On a spectrum of media polarization, NBC is seen as one of the most neutral popular channels. FOX News’ and MSNBC’s slants are notorious, even celebrated, but NBC emerges as a relatively reliable reflection of major news events. However, the network’s recent “human interest” profile on Russian figure skater Evgeni Plushenko sullies its objectivity and marks a hazardous foray into Cold War-style image manipulation and framing.
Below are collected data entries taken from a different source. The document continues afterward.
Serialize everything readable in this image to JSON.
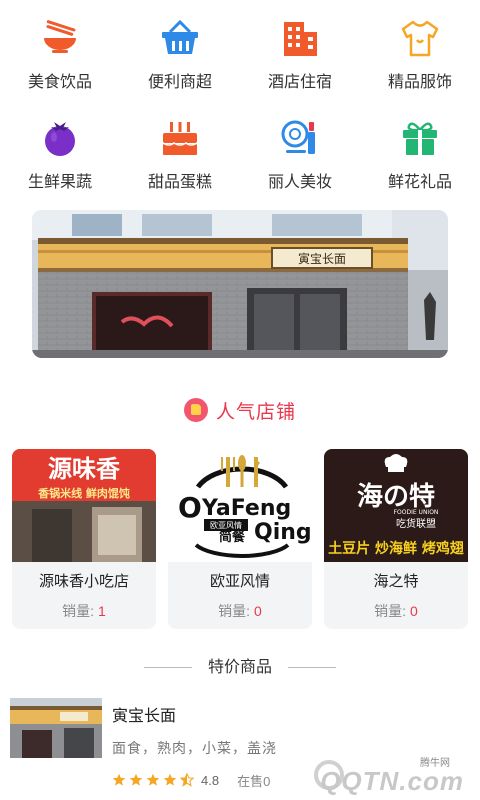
{
  "categories": [
    {
      "label": "美食饮品",
      "icon": "bowl-chopsticks-icon",
      "color": "#f15a2b"
    },
    {
      "label": "便利商超",
      "icon": "shopping-basket-icon",
      "color": "#2e8ae6"
    },
    {
      "label": "酒店住宿",
      "icon": "hotel-building-icon",
      "color": "#f15a2b"
    },
    {
      "label": "精品服饰",
      "icon": "tshirt-icon",
      "color": "#f5a623"
    },
    {
      "label": "生鲜果蔬",
      "icon": "eggplant-icon",
      "color": "#7b2fc9"
    },
    {
      "label": "甜品蛋糕",
      "icon": "cake-icon",
      "color": "#f15a2b"
    },
    {
      "label": "丽人美妆",
      "icon": "compact-mirror-icon",
      "color": "#2e8ae6"
    },
    {
      "label": "鲜花礼品",
      "icon": "gift-box-icon",
      "color": "#22b573"
    }
  ],
  "banner": {
    "sign_text": "寅宝长面"
  },
  "hot_shops": {
    "title": "人气店铺",
    "items": [
      {
        "name": "源味香小吃店",
        "sales_label": "销量:",
        "sales": "1",
        "sign_main": "源味香",
        "sign_sub": "香锅米线 鲜肉馄饨"
      },
      {
        "name": "欧亚风情",
        "sales_label": "销量:",
        "sales": "0",
        "logo_a": "YaFeng",
        "logo_b": "Qing",
        "logo_tag1": "欧亚风情",
        "logo_tag2": "简餐"
      },
      {
        "name": "海之特",
        "sales_label": "销量:",
        "sales": "0",
        "logo_main": "海の特",
        "logo_en": "FOODIE UNION",
        "logo_sub": "吃货联盟",
        "logo_bottom": "土豆片 炒海鲜 烤鸡翅"
      }
    ]
  },
  "deals": {
    "title": "特价商品",
    "product": {
      "name": "寅宝长面",
      "tags": "面食，熟肉，小菜，盖浇",
      "rating": "4.8",
      "stars_full": 4,
      "on_sale": "在售0"
    }
  },
  "watermark": {
    "small": "腾牛网",
    "big": "QQTN.com"
  },
  "colors": {
    "accent_red": "#e8384d",
    "card_bg": "#f3f4f6",
    "star": "#f5a623"
  }
}
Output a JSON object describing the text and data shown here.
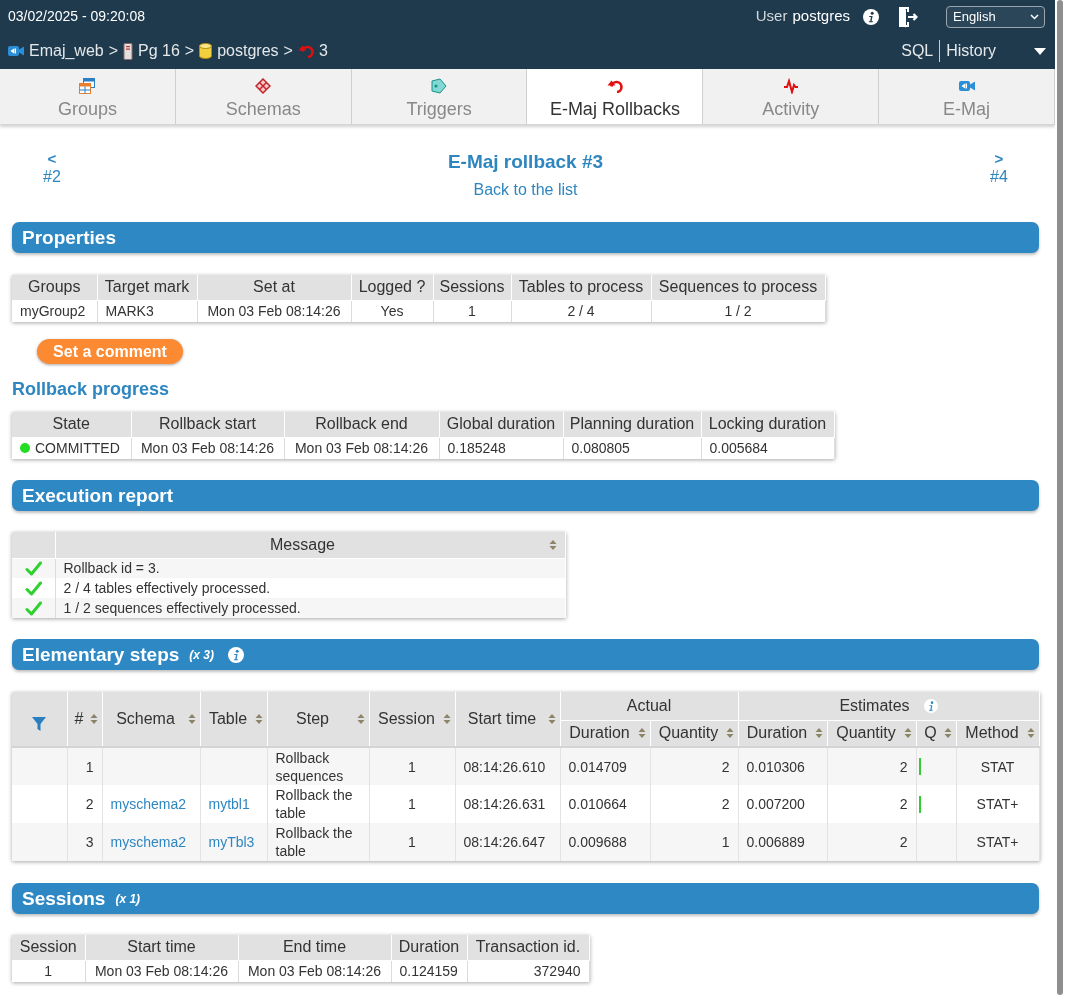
{
  "header": {
    "datetime": "03/02/2025 - 09:20:08",
    "user_label": "User",
    "user_name": "postgres",
    "language": "English"
  },
  "breadcrumb": [
    {
      "kind": "instance",
      "label": "Emaj_web",
      "separator": ">"
    },
    {
      "kind": "server",
      "label": "Pg 16",
      "separator": ">"
    },
    {
      "kind": "database",
      "label": "postgres",
      "separator": ">"
    },
    {
      "kind": "rollback",
      "label": "3"
    }
  ],
  "top_links": [
    "SQL",
    "History"
  ],
  "tabs": [
    {
      "kind": "groups",
      "label": "Groups",
      "selected": false
    },
    {
      "kind": "schemas",
      "label": "Schemas",
      "selected": false
    },
    {
      "kind": "triggers",
      "label": "Triggers",
      "selected": false
    },
    {
      "kind": "rollbacks",
      "label": "E-Maj Rollbacks",
      "selected": true
    },
    {
      "kind": "activity",
      "label": "Activity",
      "selected": false
    },
    {
      "kind": "emaj",
      "label": "E-Maj",
      "selected": false
    }
  ],
  "navigation": {
    "previous": {
      "arrow": "<",
      "label": "#2"
    },
    "title": "E-Maj rollback #3",
    "back_link": "Back to the list",
    "next": {
      "arrow": ">",
      "label": "#4"
    }
  },
  "properties": {
    "title": "Properties",
    "columns": [
      "Groups",
      "Target mark",
      "Set at",
      "Logged ?",
      "Sessions",
      "Tables to process",
      "Sequences to process"
    ],
    "rows": [
      [
        "myGroup2",
        "MARK3",
        "Mon 03 Feb 08:14:26",
        "Yes",
        "1",
        "2 / 4",
        "1 / 2"
      ]
    ],
    "comment_button": "Set a comment"
  },
  "rollback_progress": {
    "title": "Rollback progress",
    "columns": [
      "State",
      "Rollback start",
      "Rollback end",
      "Global duration",
      "Planning duration",
      "Locking duration"
    ],
    "rows": [
      {
        "state": "COMMITTED",
        "color": "#22dd22",
        "rollback_start": "Mon 03 Feb 08:14:26",
        "rollback_end": "Mon 03 Feb 08:14:26",
        "global_duration": "0.185248",
        "planning_duration": "0.080805",
        "locking_duration": "0.005684"
      }
    ]
  },
  "execution_report": {
    "title": "Execution report",
    "columns": [
      {
        "label": "Message",
        "sortable": true
      }
    ],
    "rows": [
      {
        "message": "Rollback id = 3."
      },
      {
        "message": "2 / 4 tables effectively processed."
      },
      {
        "message": "1 / 2 sequences effectively processed."
      }
    ]
  },
  "elementary_steps": {
    "title": "Elementary steps",
    "count": "(x 3)",
    "info": true,
    "columns": [
      {
        "label": "#",
        "sortable": true
      },
      {
        "label": "Schema",
        "sortable": true
      },
      {
        "label": "Table",
        "sortable": true
      },
      {
        "label": "Step",
        "sortable": true
      },
      {
        "label": "Session",
        "sortable": true
      },
      {
        "label": "Start time",
        "sortable": true
      },
      {
        "label": "Actual",
        "children": [
          {
            "label": "Duration",
            "sortable": true
          },
          {
            "label": "Quantity",
            "sortable": true
          }
        ]
      },
      {
        "label": "Estimates",
        "info": true,
        "children": [
          {
            "label": "Duration",
            "sortable": true
          },
          {
            "label": "Quantity",
            "sortable": true
          },
          {
            "label": "Q",
            "sortable": true
          },
          {
            "label": "Method",
            "sortable": true
          }
        ]
      }
    ],
    "rows": [
      {
        "number": "1",
        "step": "Rollback sequences",
        "session": "1",
        "start_time": "08:14:26.610",
        "actual_duration": "0.014709",
        "actual_quantity": "2",
        "estimated_duration": "0.010306",
        "estimated_quantity": "2",
        "q_indicator": true,
        "method": "STAT"
      },
      {
        "number": "2",
        "schema": "myschema2",
        "table": "mytbl1",
        "step": "Rollback the table",
        "session": "1",
        "start_time": "08:14:26.631",
        "actual_duration": "0.010664",
        "actual_quantity": "2",
        "estimated_duration": "0.007200",
        "estimated_quantity": "2",
        "q_indicator": true,
        "method": "STAT+"
      },
      {
        "number": "3",
        "schema": "myschema2",
        "table": "myTbl3",
        "step": "Rollback the table",
        "session": "1",
        "start_time": "08:14:26.647",
        "actual_duration": "0.009688",
        "actual_quantity": "1",
        "estimated_duration": "0.006889",
        "estimated_quantity": "2",
        "q_indicator": false,
        "method": "STAT+"
      }
    ]
  },
  "sessions": {
    "title": "Sessions",
    "count": "(x 1)",
    "columns": [
      "Session",
      "Start time",
      "End time",
      "Duration",
      "Transaction id."
    ],
    "rows": [
      [
        "1",
        "Mon 03 Feb 08:14:26",
        "Mon 03 Feb 08:14:26",
        "0.124159",
        "372940"
      ]
    ]
  }
}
With its monopoly on Olympic coverage, NBC is responsible for broadcasting athlete’s life stories. As a microcosm, these stories represent national character itself. The network deploys staff for months or even years in advance of the Olympics to gather human interest fodder on promising athletes around the world. After colossal editing — which imbues plenty of soft focus footage and soaring, Olympic-worthy music — select clips are embedded within NBC’s nightly coverage. These mini-biopics seek to transcend raw times and scores by depicting a human dimension and to extract an emotional investment from a dispersed audience.
The profiles tend to follow a distinct pattern: difficult life circumstances, dazzling talent discovered, familial sacrifices, injuries overcome, and the staging for brilliant victory or humiliating defeat. In the spirit of the Olympics, athletes’ countries tend to be portrayed in their best light, depicting gorgeous scenery, community bonds, and generally rosy accounts of nations brimming with pride for their best athletes.
In contrast, NBC’s profile of Plushenko — and its subsequent broadcast of a fireside chat with Dick Button and his fixation with Plushenko’s “glinty eyes” — perpetuated a gross stereotype of Russia as a shadowy and potentially perilous monolith with Plushenko as its archetypal villain. Such portrayals represent media in its worst form, using its platform to prey on entrenched stereotypes and disseminate outdated assumptions about Russia’s sinister character. At a time when Russia’s relationship with the United States seems on slightly shaky ground — and is increasingly framed as a resurgent and power-desperate empire — this clip carried enormous potential to instill images that only deepen such caricatures.
The 4-5 minute profile featured a passenger’s perspective on Plushenko driving his sports car through his hometown of Saint Petersburg. The shooting angle, and editing-induced speed, depicted Plushenko as a reckless driver careening down the gloomy and deserted streets. With an accent deemed sufficiently heavy for NBC to patronizing include captions, Plushenko spoke imploringly of his repeat gold medal lust and his intention to dominate the competition. An ominous soundtrack reminiscent of Jaws echoed B-movie themes about the USSR and its peril to the American way of life.
Visually, the clip alternated between close-up shots of Plushenko and eerie, sepia-tinged footage of Saint Petersburg landmarks, including the iconic Church on Spilled Blood reflected in a turbulent canal. The metaphor of stormy waters was difficult to miss and images of Lenin and Stalinist architecture were thrown in as if for good measure, making this viewer wonder, What decade is it?
Perhaps NBC was merely aiming to stage a dramatic showdown between the American favorite Evan Lysacek and the steely Russian renegade. Drama, after all, is the lifeblood of the Olympics. But NBC overshot. In its desperation to drum up intrigue, it painted Plushenko as a James Bond-worthy villain and Russia as the once and always Evil Empire.